Gonna Need A Big Chalkboard

Relevant wiki: Lowest Common Multiple

Observe that $\text{lcm} \{a, b, c\} = \text{lcm} \{ \text{lcm} \{a, b\}, c\}$ ; in other words, the final result doesn't depend on the order we take the LCMs, because they commute. Thus the final LCM is wholly determined by the numbers we pick initially.

There are 15 multiples of 128 below 2017. If we don't take any of them, then the LCM cannot be a multiple of 128, since the highest power of 2 that divides the LCM would be 64. (Remember that in order to have the LCM divisible by $2^7 = 128$ , one of the numbers must be a multiple of $2^7 = 128$ . This would be different if the LCM had to be divisible by a non-prime power, such as 6; in that case, we need one number divisible by 2, and another (not necessarily different) divisible by 3; we don't necessarily need a number that is divisible by both 2 and 3 simultaneously. Note also that this would be different had the LCM been "product".)

Since we can skip 15 numbers and have LCM that is not a multiple of 128, we need to take at least one of these numbers. That gives $2017 - 15 + 1 = \boxed{2003}$ numbers that we need to take. This is clearly enough; taking 2003 numbers will require us to take some multiple of 128, because otherwise there are only 2002 numbers available.

Relevant wiki: Lowest Common Multiple

If $x_1, x_2, x_3, \ldots , x_m$ are the $m$ randomly chosen positive integers, then this process merely calculates $lcm(x_1, x_2, x_3, \ldots , x_m)$ . Set $L=lcm(x_1, x_2, x_3, \ldots , x_m)$ .
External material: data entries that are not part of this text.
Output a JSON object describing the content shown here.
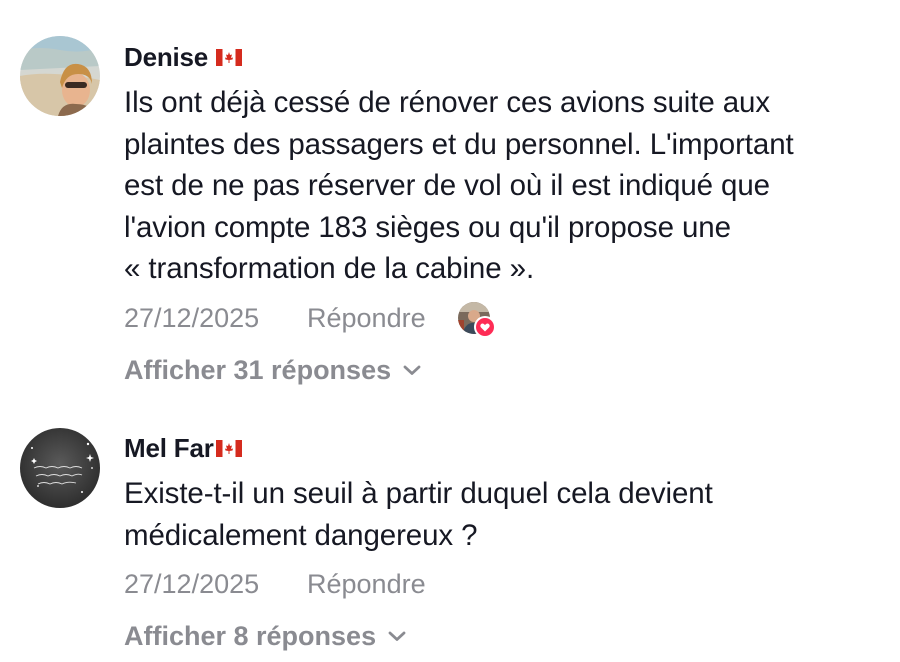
{
  "comments": [
    {
      "username": "Denise",
      "flag_icon": "canada-flag-icon",
      "text_lines": [
        "Ils ont déjà cessé de rénover ces avions suite aux",
        "plaintes des passagers et du personnel. L'important",
        "est de ne pas réserver de vol où il est indiqué que",
        "l'avion compte 183 sièges ou qu'il propose une",
        "« transformation de la cabine »."
      ],
      "date": "27/12/2025",
      "reply_label": "Répondre",
      "view_replies": "Afficher 31 réponses",
      "liked_by_creator": true
    },
    {
      "username": "Mel Far",
      "flag_icon": "canada-flag-icon",
      "text_lines": [
        "Existe-t-il un seuil à partir duquel cela devient",
        "médicalement dangereux ?"
      ],
      "date": "27/12/2025",
      "reply_label": "Répondre",
      "view_replies": "Afficher 8 réponses",
      "liked_by_creator": false
    }
  ],
  "colors": {
    "text_primary": "#161823",
    "text_secondary": "#8a8b91",
    "heart_badge": "#fe2c55",
    "flag_red": "#d52b1e"
  }
}
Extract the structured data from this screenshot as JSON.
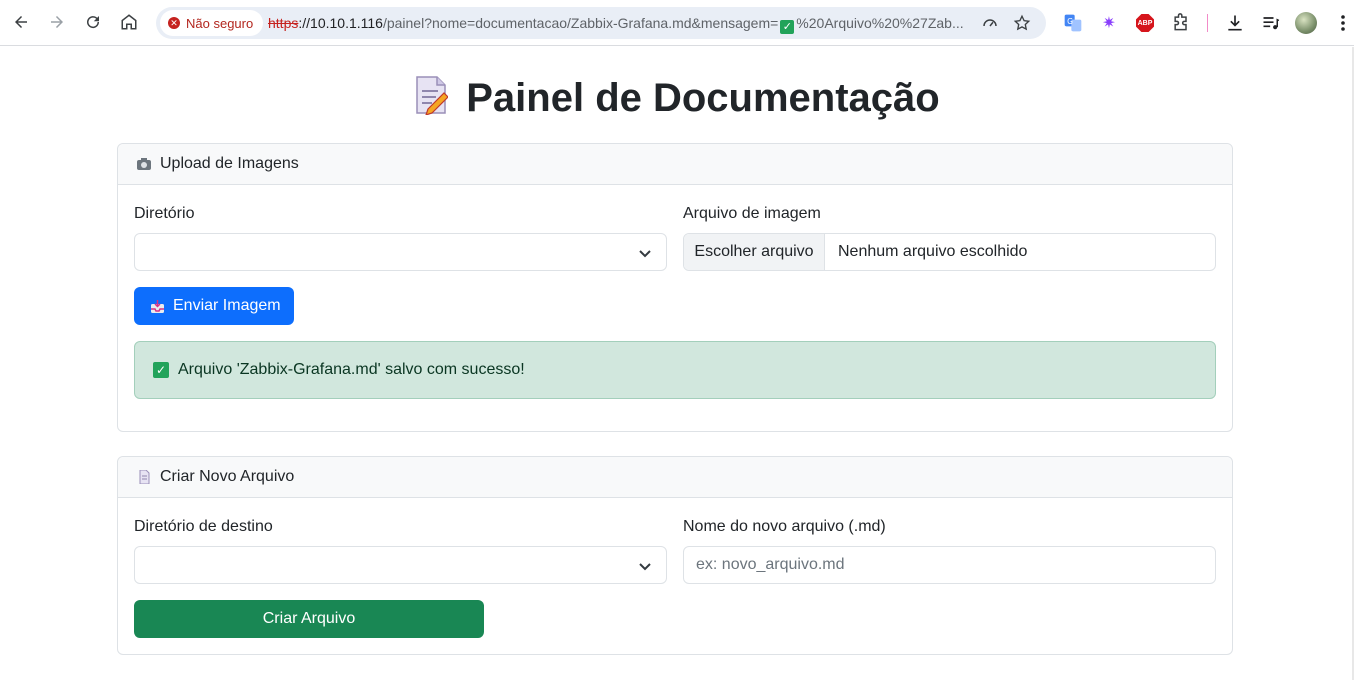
{
  "browser": {
    "security_label": "Não seguro",
    "url_scheme": "https",
    "url_host": "://10.10.1.116",
    "url_rest": "/painel?nome=documentacao/Zabbix-Grafana.md&mensagem=",
    "url_tail": "%20Arquivo%20%27Zab...",
    "abp_label": "ABP"
  },
  "page": {
    "title": "Painel de Documentação"
  },
  "upload": {
    "header": "Upload de Imagens",
    "dir_label": "Diretório",
    "dir_value": "",
    "file_label": "Arquivo de imagem",
    "choose_label": "Escolher arquivo",
    "no_file_label": "Nenhum arquivo escolhido",
    "submit_label": "Enviar Imagem",
    "alert_message": "Arquivo 'Zabbix-Grafana.md' salvo com sucesso!"
  },
  "create": {
    "header": "Criar Novo Arquivo",
    "dir_label": "Diretório de destino",
    "dir_value": "",
    "name_label": "Nome do novo arquivo (.md)",
    "name_placeholder": "ex: novo_arquivo.md",
    "submit_label": "Criar Arquivo"
  },
  "colors": {
    "primary": "#0d6efd",
    "success": "#198754",
    "alert_bg": "#d1e7dd",
    "insecure": "#c5221f"
  }
}
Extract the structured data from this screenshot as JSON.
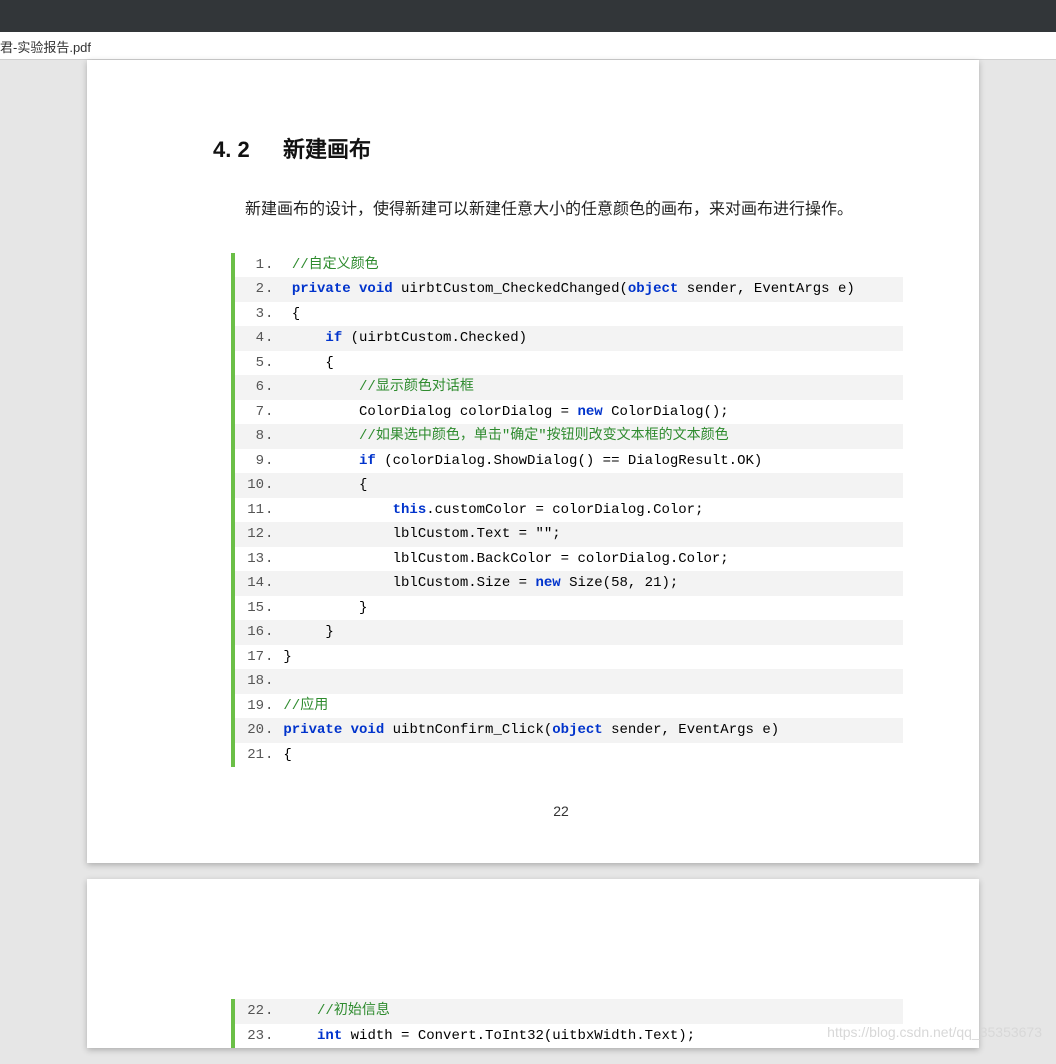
{
  "tab": {
    "filename_fragment": "君-实验报告.pdf"
  },
  "doc": {
    "section": {
      "number": "4. 2",
      "title": "新建画布"
    },
    "paragraph": "新建画布的设计，使得新建可以新建任意大小的任意颜色的画布，来对画布进行操作。",
    "page_number": "22",
    "code1": [
      {
        "n": "1",
        "alt": false,
        "tokens": [
          [
            "pl",
            "  "
          ],
          [
            "cm",
            "//自定义颜色"
          ]
        ]
      },
      {
        "n": "2",
        "alt": true,
        "tokens": [
          [
            "pl",
            "  "
          ],
          [
            "kw",
            "private"
          ],
          [
            "pl",
            " "
          ],
          [
            "kw",
            "void"
          ],
          [
            "pl",
            " uirbtCustom_CheckedChanged("
          ],
          [
            "kw",
            "object"
          ],
          [
            "pl",
            " sender, EventArgs e)"
          ]
        ]
      },
      {
        "n": "3",
        "alt": false,
        "tokens": [
          [
            "pl",
            "  {"
          ]
        ]
      },
      {
        "n": "4",
        "alt": true,
        "tokens": [
          [
            "pl",
            "      "
          ],
          [
            "kw",
            "if"
          ],
          [
            "pl",
            " (uirbtCustom.Checked)"
          ]
        ]
      },
      {
        "n": "5",
        "alt": false,
        "tokens": [
          [
            "pl",
            "      {"
          ]
        ]
      },
      {
        "n": "6",
        "alt": true,
        "tokens": [
          [
            "pl",
            "          "
          ],
          [
            "cm",
            "//显示颜色对话框"
          ]
        ]
      },
      {
        "n": "7",
        "alt": false,
        "tokens": [
          [
            "pl",
            "          ColorDialog colorDialog = "
          ],
          [
            "kw",
            "new"
          ],
          [
            "pl",
            " ColorDialog();"
          ]
        ]
      },
      {
        "n": "8",
        "alt": true,
        "tokens": [
          [
            "pl",
            "          "
          ],
          [
            "cm",
            "//如果选中颜色，单击\"确定\"按钮则改变文本框的文本颜色"
          ]
        ]
      },
      {
        "n": "9",
        "alt": false,
        "tokens": [
          [
            "pl",
            "          "
          ],
          [
            "kw",
            "if"
          ],
          [
            "pl",
            " (colorDialog.ShowDialog() == DialogResult.OK)"
          ]
        ]
      },
      {
        "n": "10",
        "alt": true,
        "tokens": [
          [
            "pl",
            "          {"
          ]
        ]
      },
      {
        "n": "11",
        "alt": false,
        "tokens": [
          [
            "pl",
            "              "
          ],
          [
            "kw",
            "this"
          ],
          [
            "pl",
            ".customColor = colorDialog.Color;"
          ]
        ]
      },
      {
        "n": "12",
        "alt": true,
        "tokens": [
          [
            "pl",
            "              lblCustom.Text = \"\";"
          ]
        ]
      },
      {
        "n": "13",
        "alt": false,
        "tokens": [
          [
            "pl",
            "              lblCustom.BackColor = colorDialog.Color;"
          ]
        ]
      },
      {
        "n": "14",
        "alt": true,
        "tokens": [
          [
            "pl",
            "              lblCustom.Size = "
          ],
          [
            "kw",
            "new"
          ],
          [
            "pl",
            " Size(58, 21);"
          ]
        ]
      },
      {
        "n": "15",
        "alt": false,
        "tokens": [
          [
            "pl",
            "          }"
          ]
        ]
      },
      {
        "n": "16",
        "alt": true,
        "tokens": [
          [
            "pl",
            "      }"
          ]
        ]
      },
      {
        "n": "17",
        "alt": false,
        "tokens": [
          [
            "pl",
            " }"
          ]
        ]
      },
      {
        "n": "18",
        "alt": true,
        "tokens": [
          [
            "pl",
            " "
          ]
        ]
      },
      {
        "n": "19",
        "alt": false,
        "tokens": [
          [
            "pl",
            " "
          ],
          [
            "cm",
            "//应用"
          ]
        ]
      },
      {
        "n": "20",
        "alt": true,
        "tokens": [
          [
            "pl",
            " "
          ],
          [
            "kw",
            "private"
          ],
          [
            "pl",
            " "
          ],
          [
            "kw",
            "void"
          ],
          [
            "pl",
            " uibtnConfirm_Click("
          ],
          [
            "kw",
            "object"
          ],
          [
            "pl",
            " sender, EventArgs e)"
          ]
        ]
      },
      {
        "n": "21",
        "alt": false,
        "tokens": [
          [
            "pl",
            " {"
          ]
        ]
      }
    ],
    "code2": [
      {
        "n": "22",
        "alt": true,
        "tokens": [
          [
            "pl",
            "     "
          ],
          [
            "cm",
            "//初始信息"
          ]
        ]
      },
      {
        "n": "23",
        "alt": false,
        "tokens": [
          [
            "pl",
            "     "
          ],
          [
            "kw",
            "int"
          ],
          [
            "pl",
            " width = Convert.ToInt32(uitbxWidth.Text);"
          ]
        ]
      }
    ]
  },
  "watermark": "https://blog.csdn.net/qq_35353673"
}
Then we are looking for the smallest $m$ such that $128$ necessarily divides $L$ . Since the $x_i$ are randomly chosen, $m$ must be large enough to exhaust all non-multiples of $128$ . Since there are $\lfloor\frac{2017}{128} \rfloor=15$ multiples of $128$ , we know there are $2002$ non-multiples. Therefore, the smallest $m$ is $2003$ .

Relevant wiki: Lowest Common Multiple

Let the final number be $F$ and the $n^{th}$ chosen number be written in the form $a_{n} \times 2^{b_{n}}$ where $a_{n},b_{n}$ are integers and $b_{n}$ is as large as possible. This implies that $a_{n}$ is odd, since if it were even, $b_{n}$ is not maximized.

Now, taking the least common multiple of two of these numbers, call them $x=p \times 2^{j}$ and $y=q \times 2^{k}$ , will give us $LCM(x,y)=LCM(p,q) \times 2^{\max(j,k)}$ . Since $p,q$ are both odd, their least common multiple will be odd and thus has no impact on divisibility by $128=2^{7}$ .

Hence, for $128|F$ , we must have $\max(b_{1},b_{2},b_{3},...,b_{m}) \geq 7$ . In other words, $128|F$ if and only if any of the chosen numbers are a multiple of $128$ .

There are $15$ positive multiples of $128$ less than $2017$ (we know this because $128|(2048-128)=15 \times 2^{7}$ ) and so we can choose all but $15$ of the possible numbers without forcing the condition to be met. Hence, we can choose $2002$ but not $\boxed{2003}$ .

Bonus: $m = 2017 - \lfloor\frac{2017}{n}\rfloor$ + 1